Savills also projects that London renters will pay the biggest price for the chronic shortage of homes: mainstream London rents are expected to increase by 25.8 per cent by 2018. Mortgage lender Halifax also weighed in, saying that house prices across the country have already risen by 6.9 per cent between the three months to October in 2012 and the same months this year.
All four reports add to the mounting evidence that the UK’s property market is heating up, with swelling demand and limited supply, even as wages stagnate.
Halifax ascribed some of the surge in demand to chancellor George Osborne’s controversial Help to Buy scheme, in which the government guarantees riskier high loan-to-value mortgages.
Only 145,910 homes were built in 2011-12 according to DCLG, one of the lowest numbers in postwar history.
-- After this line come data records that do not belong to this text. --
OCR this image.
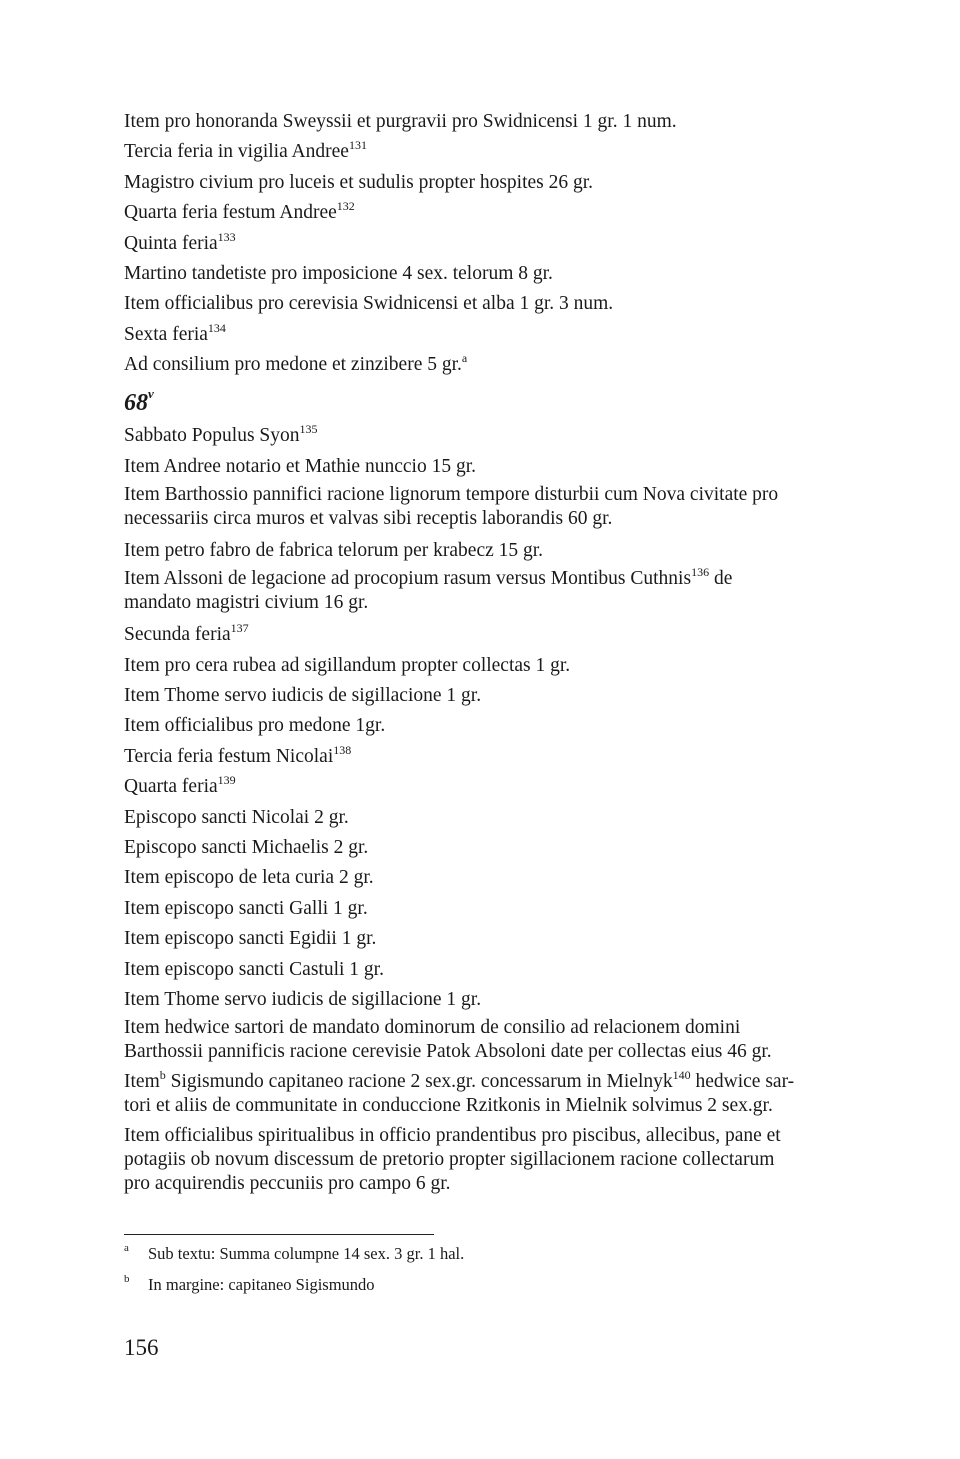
Item pro honoranda Sweyssii et purgravii pro Swidnicensi 1 gr. 1 num.
Tercia feria in vigilia Andree$^{131}$
Magistro civium pro luceis et sudulis propter hospites 26 gr.
Quarta feria festum Andree$^{132}$
Quinta feria$^{133}$
Martino tandetiste pro imposicione 4 sex. telorum 8 gr.
Item officialibus pro cerevisia Swidnicensi et alba 1 gr. 3 num.
Sexta feria$^{134}$
Ad consilium pro medone et zinzibere 5 gr.$^a$
68$^v$
Sabbato Populus Syon$^{135}$
Item Andree notario et Mathie nunccio 15 gr.
Item Barthossio pannifici racione lignorum tempore disturbii cum Nova civitate pro
necessariis circa muros et valvas sibi receptis laborandis 60 gr.
Item petro fabro de fabrica telorum per krabecz 15 gr.
Item Alssoni de legacione ad procopium rasum versus Montibus Cuthnis$^{136}$ de
mandato magistri civium 16 gr.
Secunda feria$^{137}$
Item pro cera rubea ad sigillandum propter collectas 1 gr.
Item Thome servo iudicis de sigillacione 1 gr.
Item officialibus pro medone 1gr.
Tercia feria festum Nicolai$^{138}$
Quarta feria$^{139}$
Episcopo sancti Nicolai 2 gr.
Episcopo sancti Michaelis 2 gr.
Item episcopo de leta curia 2 gr.
Item episcopo sancti Galli 1 gr.
Item episcopo sancti Egidii 1 gr.
Item episcopo sancti Castuli 1 gr.
Item Thome servo iudicis de sigillacione 1 gr.
Item hedwice sartori de mandato dominorum de consilio ad relacionem domini
Barthossii pannificis racione cerevisie Patok Absoloni date per collectas eius 46 gr.
Item$^b$ Sigismundo capitaneo racione 2 sex.gr. concessarum in Mielnyk$^{140}$ hedwice sar-
tori et aliis de communitate in conduccione Rzitkonis in Mielnik solvimus 2 sex.gr.
Item officialibus spiritualibus in officio prandentibus pro piscibus, allecibus, pane et
potagiis ob novum discessum de pretorio propter sigillacionem racione collectarum
pro acquirendis peccuniis pro campo 6 gr.
a Sub textu: Summa columpne 14 sex. 3 gr. 1 hal.
b In margine: capitaneo Sigismundo
156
Despite the dramatic shortfall of housing, official figures released yesterday by the Office for National Statistics expect that the UK’s population will grow by over six million within the next decade and a half, pushing past 70m in total in 2027. The UK population will hit 73m by 2037, up almost 10m on the 63.7m recorded in mid-2012.
Policy Exchange also said that increased property taxes are not the solution to the UK’s supply problem.
The research shows that the UK’s real estate taxes are more than twice as high when measured as a chunk of GDP than the average country in the Organisation for Economic Co-operation and Development.
Alex Morton, the think tank’s head of housing said: “Policymakers should ignore calls for a new round of property taxes, and instead commit to spreading the benefits of homeownership and stabilising the UK economy by building at least 1.5m new homes over the course of the next parliament. This means serious reform of the planning system and creating new ways to deliver housing.”